MONDOVÌ - Porte sbattute e sale sulle scale per “esorcizzare” i vicini: “Diceva che eravamo indemoniati”

I fatti denunciati in un condominio di Mondovì. Ora una donna è a processo per disturbo della quiete e danneggiamento: “Ce l’aveva con bambini e cani” dice un teste

a.c. 20/12/2022 18:15

Un paio di ex residenti di quel condominio a Mondovì giurano di essersene andati “per disperazione”. A provocare questa scelta, dicono, i comportamenti di una vicina, protrattisi per anni. Così racconta uno di loro: “All’inizio non si comportava così, era una persona normale. A un certo punto è cambiata e da lì un’escalation di grida, porte sbattute e spargimento di sale: sosteneva che fossimo tutti indemoniati”.
 
R.B., la ex vicina sotto accusa, è ora a processo per disturbo della quiete pubblica e danneggiamento. Quest’ultima imputazione riguarda la rottura di una porta comune, che la donna avrebbe scardinato a forza di sbatterla: “Se qualcuno passava la teneva aperta e la sbatteva con forza subito dopo, per incutere paura.

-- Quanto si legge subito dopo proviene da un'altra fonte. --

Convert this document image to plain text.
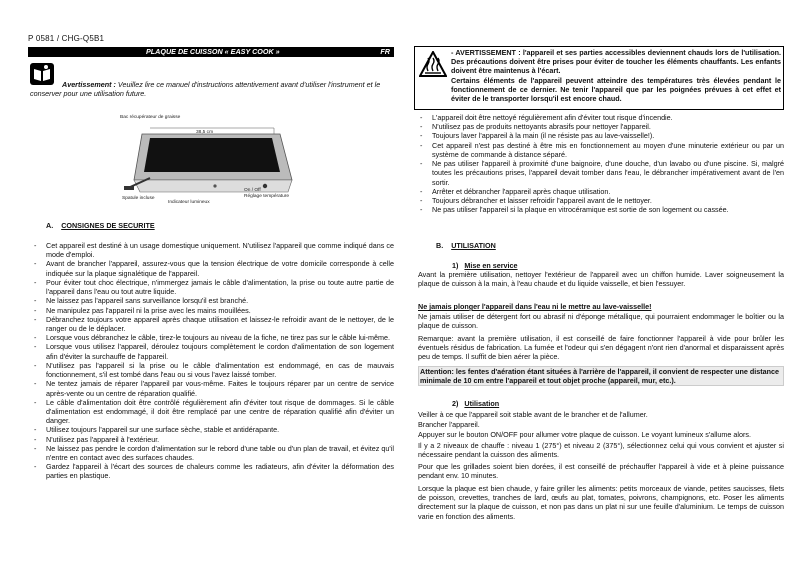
P 0581 / CHG-Q5B1
PLAQUE DE CUISSON « EASY COOK »	FR
Avertissement : Veuillez lire ce manuel d'instructions attentivement avant d'utiliser l'instrument et le conserver pour une utilisation future.
Bac récupérateur de graisse
38,5 cm
Spatule incluse
Indicateur lumineux
On / Off
Réglage température
A. CONSIGNES DE SECURITE
- Cet appareil est destiné à un usage domestique uniquement. N'utilisez l'appareil que comme indiqué dans ce mode d'emploi.
- Avant de brancher l'appareil, assurez-vous que la tension électrique de votre domicile correspondе à celle indiquée sur la plaque signalétique de l'appareil.
- Pour éviter tout choc électrique, n'immergez jamais le câble d'alimentation, la prise ou toute autre partie de l'appareil dans l'eau ou tout autre liquide.
- Ne laissez pas l'appareil sans surveillance lorsqu'il est branché.
- Ne manipulez pas l'appareil ni la prise avec les mains mouillées.
- Débranchez toujours votre appareil après chaque utilisation et laissez-le refroidir avant de le nettoyer, de le ranger ou de le déplacer.
- Lorsque vous débranchez le câble, tirez-le toujours au niveau de la fiche, ne tirez pas sur le câble lui-même.
- Lorsque vous utilisez l'appareil, déroulez toujours complètement le cordon d'alimentation de son logement afin d'éviter la surchauffe de l'appareil.
- N'utilisez pas l'appareil si la prise ou le câble d'alimentation est endommagé, en cas de mauvais fonctionnement, s'il est tombé dans l'eau ou si vous l'avez laissé tomber.
- Ne tentez jamais de réparer l'appareil par vous-même. Faites le toujours réparer par un centre de service après-vente ou un centre de réparation qualifié.
- Le câble d'alimentation doit être contrôlé régulièrement afin d'éviter tout risque de dommages. Si le câble d'alimentation est endommagé, il doit être remplacé par une centre de réparation qualifié afin d'éviter un danger.
- Utilisez toujours l'appareil sur une surface sèche, stable et antidérapante.
- N'utilisez pas l'appareil à l'extérieur.
- Ne laissez pas pendre le cordon d'alimentation sur le rebord d'une table ou d'un plan de travail, et évitez qu'il n'entre en contact avec des surfaces chaudes.
- Gardez l'appareil à l'écart des sources de chaleurs comme les radiateurs, afin d'éviter la déformation des parties en plastique.
- AVERTISSEMENT : l'appareil et ses parties accessibles deviennent chauds lors de l'utilisation. Des précautions doivent être prises pour éviter de toucher les éléments chauffants. Les enfants doivent être maintenus à l'écart.
Certains éléments de l'appareil peuvent atteindre des températures très élevées pendant le fonctionnement de ce dernier. Ne tenir l'appareil que par les poignées prévues à cet effet et éviter de le transporter lorsqu'il est encore chaud.
- L'appareil doit être nettoyé régulièrement afin d'éviter tout risque d'incendie.
- N'utilisez pas de produits nettoyants abrasifs pour nettoyer l'appareil.
- Toujours laver l'appareil à la main (il ne résiste pas au lave-vaisselle!).
- Cet appareil n'est pas destiné à être mis en fonctionnement au moyen d'une minuterie extérieur ou par un système de commande à distance séparé.
- Ne pas utiliser l'appareil à proximité d'une baignoire, d'une douche, d'un lavabo ou d'une piscine. Si, malgré toutes les précautions prises, l'appareil devait tomber dans l'eau, le débrancher impérativement avant de l'en sortir.
- Arrêter et débrancher l'appareil après chaque utilisation.
- Toujours débrancher et laisser refroidir l'appareil avant de le nettoyer.
- Ne pas utiliser l'appareil si la plaque en vitrocéramique est sortie de son logement ou cassée.
B. UTILISATION
1) Mise en service
Avant la première utilisation, nettoyer l'extérieur de l'appareil avec un chiffon humide. Laver soigneusement la plaque de cuisson à la main, à l'eau chaude et du liquide vaisselle, et bien l'essuyer.
Ne jamais plonger l'appareil dans l'eau ni le mettre au lave-vaisselle!
Ne jamais utiliser de détergent fort ou abrasif ni d'éponge métallique, qui pourraient endommager le boîtier ou la plaque de cuisson.
Remarque: avant la première utilisation, il est conseillé de faire fonctionner l'appareil à vide pour brûler les éventuels résidus de fabrication. La fumée et l'odeur qui s'en dégagent n'ont rien d'anormal et disparaissent après peu de temps. Il suffit de bien aérer la pièce.
Attention: les fentes d'aération étant situées à l'arrière de l'appareil, il convient de respecter une distance minimale de 10 cm entre l'appareil et tout objet proche (appareil, mur, etc.).
2) Utilisation
Veiller à ce que l'appareil soit stable avant de le brancher et de l'allumer.
Brancher l'appareil.
Appuyer sur le bouton ON/OFF pour allumer votre plaque de cuisson. Le voyant lumineux s'allume alors.
Il y a 2 niveaux de chauffe : niveau 1 (275°) et niveau 2 (375°), sélectionnez celui qui vous convient et ajuster si nécessaire pendant la cuisson des aliments.
Pour que les grillades soient bien dorées, il est conseillé de préchauffer l'appareil à vide et à pleine puissance pendant env. 10 minutes.
Lorsque la plaque est bien chaude, y faire griller les aliments: petits morceaux de viande, petites saucisses, filets de poisson, crevettes, tranches de lard, œufs au plat, tomates, poivrons, champignons, etc. Poser les aliments directement sur la plaque de cuisson, et non pas dans un plat ni sur une feuille d'aluminium. Le temps de cuisson varie en fonction des aliments.
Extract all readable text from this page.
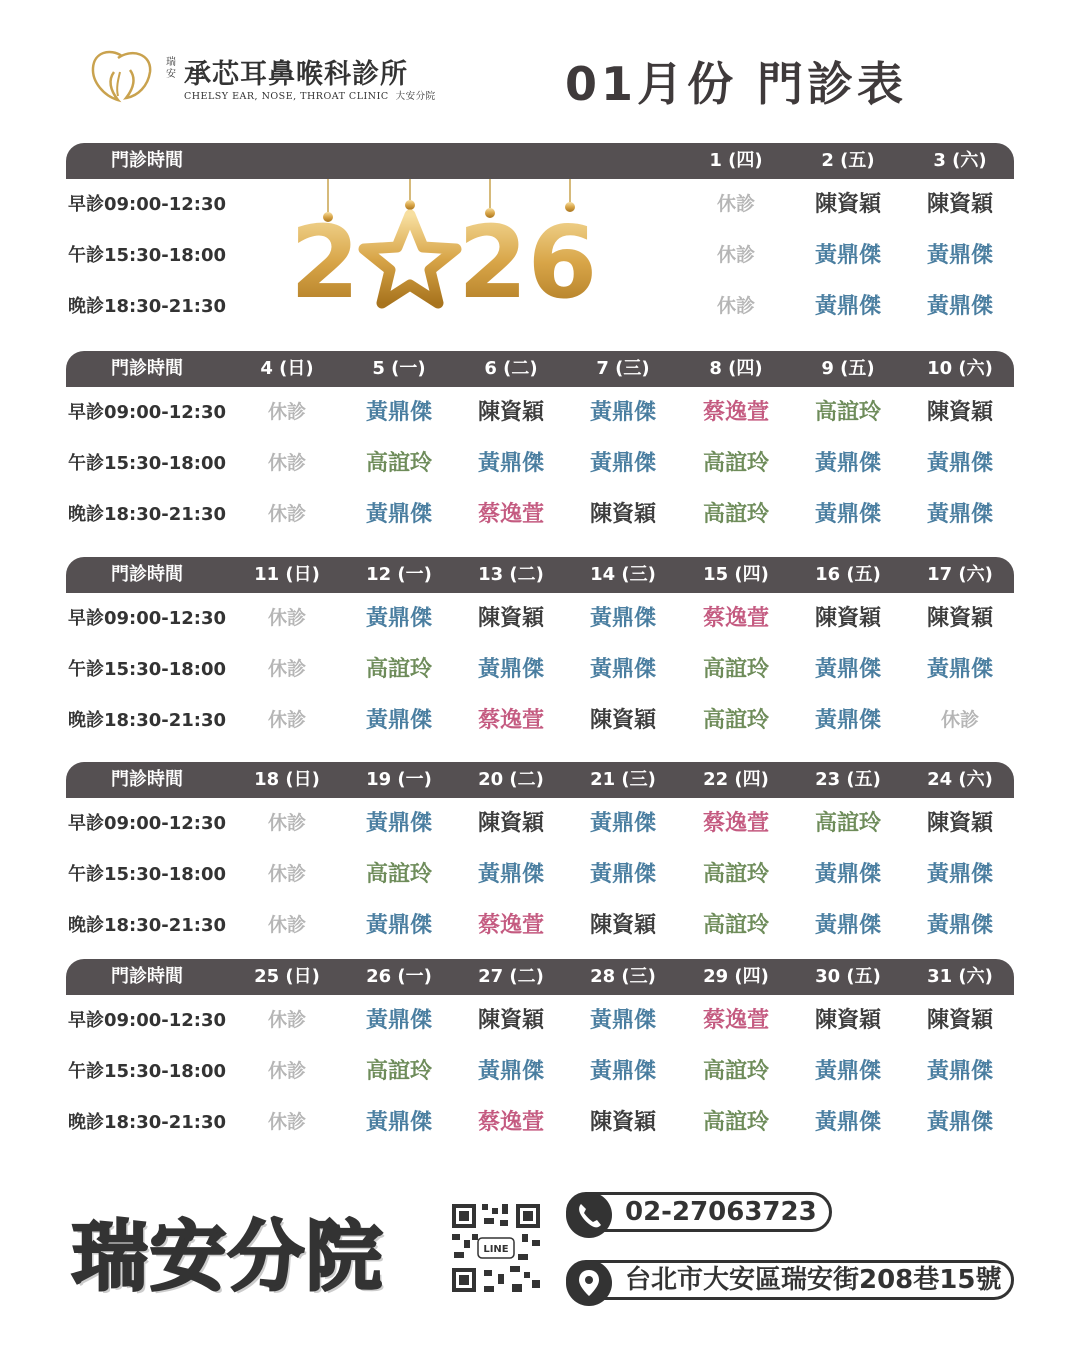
瑞安 承芯耳鼻喉科診所
CHELSY EAR, NOSE, THROAT CLINIC 大安分院	01月份 門診表
2 26
門診時間	1 (四)	2 (五)	3 (六)
早診09:00-12:30	休診	陳資穎	陳資穎
午診15:30-18:00	休診	黃鼎傑	黃鼎傑
晚診18:30-21:30	休診	黃鼎傑	黃鼎傑
門診時間	4 (日)	5 (一)	6 (二)	7 (三)	8 (四)	9 (五)	10 (六)
早診09:00-12:30	休診	黃鼎傑	陳資穎	黃鼎傑	蔡逸萱	高誼玲	陳資穎
午診15:30-18:00	休診	高誼玲	黃鼎傑	黃鼎傑	高誼玲	黃鼎傑	黃鼎傑
晚診18:30-21:30	休診	黃鼎傑	蔡逸萱	陳資穎	高誼玲	黃鼎傑	黃鼎傑
門診時間	11 (日)	12 (一)	13 (二)	14 (三)	15 (四)	16 (五)	17 (六)
早診09:00-12:30	休診	黃鼎傑	陳資穎	黃鼎傑	蔡逸萱	陳資穎	陳資穎
午診15:30-18:00	休診	高誼玲	黃鼎傑	黃鼎傑	高誼玲	黃鼎傑	黃鼎傑
晚診18:30-21:30	休診	黃鼎傑	蔡逸萱	陳資穎	高誼玲	黃鼎傑	休診
門診時間	18 (日)	19 (一)	20 (二)	21 (三)	22 (四)	23 (五)	24 (六)
早診09:00-12:30	休診	黃鼎傑	陳資穎	黃鼎傑	蔡逸萱	高誼玲	陳資穎
午診15:30-18:00	休診	高誼玲	黃鼎傑	黃鼎傑	高誼玲	黃鼎傑	黃鼎傑
晚診18:30-21:30	休診	黃鼎傑	蔡逸萱	陳資穎	高誼玲	黃鼎傑	黃鼎傑
門診時間	25 (日)	26 (一)	27 (二)	28 (三)	29 (四)	30 (五)	31 (六)
早診09:00-12:30	休診	黃鼎傑	陳資穎	黃鼎傑	蔡逸萱	陳資穎	陳資穎
午診15:30-18:00	休診	高誼玲	黃鼎傑	黃鼎傑	高誼玲	黃鼎傑	黃鼎傑
晚診18:30-21:30	休診	黃鼎傑	蔡逸萱	陳資穎	高誼玲	黃鼎傑	黃鼎傑
瑞安分院	LINE
02-27063723
台北市大安區瑞安街208巷15號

Lo faceva soprattutto quando mia moglie tornava da lavoro” ricorda uno degli abitanti “fuggiti” da quello stabile. “In un’occasione mi sono scansato in tempo mentre sbatteva la porta, ho rischiato di essere colpito al naso” ha riferito un altro testimone.
 
A provocare queste azioni di disturbo, segnalate ai due amministratori di condominio succedutisi negli anni, sarebbe stata la scarsa tolleranza di R.B. per i rumori anche lievi: “A volte usciva dalla finestra e urlava invitando ciascuno di noi ad andarcene, ci chiamava per nome: ce l’aveva soprattutto con i bambini e con i cani”. Una signora aggiunge: “Quando passeggiavamo con la bambina era solita urlare dal balcone, accadeva con chiunque passasse di lì. Le davano fastidio le persone che parlavano, anche con tono normale. D’estate succedeva più spesso perché lei teneva la finestra aperta”. A seguito di questi dissidi, riferisce un uomo che si è costituito parte civile nel processo, le forze dell’ordine sarebbero intervenute una quindicina di volte nell’arco di due o tre anni, su richiesta di più persone diverse.
 
Un condomino originario di Chiusa Pesio racconta di essere stato insultato per la sua provenienza: “Mi diceva ‘sei un montagnino, ritornatene a Chiusa Pesio’, a volte mi chiamava ‘soma’ (asino in piemontese, ndr). A mio figlio più grande dava dello stupido se rideva vedendo queste scene, non erano grossi insulti”. In un’altra occasione la donna si sarebbe rivolta alla madre di una delle residenti del palazzo insultando la figlia e la nipotina, con epiteti come “handicappata” e “mongoloide”. In aula sono state ascoltate alcune registrazioni audio nelle quali una voce femminile, riconosciuta come quella di R.B., grida all’indirizzo dei passanti. Tutti comunque hanno concordato nel sostenere che gli episodi non si verificassero in orario notturno.
 
Stando a quanto accertato dai carabinieri, l’imputata non sarebbe mai stata presa in carico dal centro di salute mentale di Mondovì: agli atti risulta un solo incontro con gli psicologi, a seguito del quale la donna aveva rifiutato ulteriori contatti. Si attende per l’11 aprile la continuazione dell’istruttoria.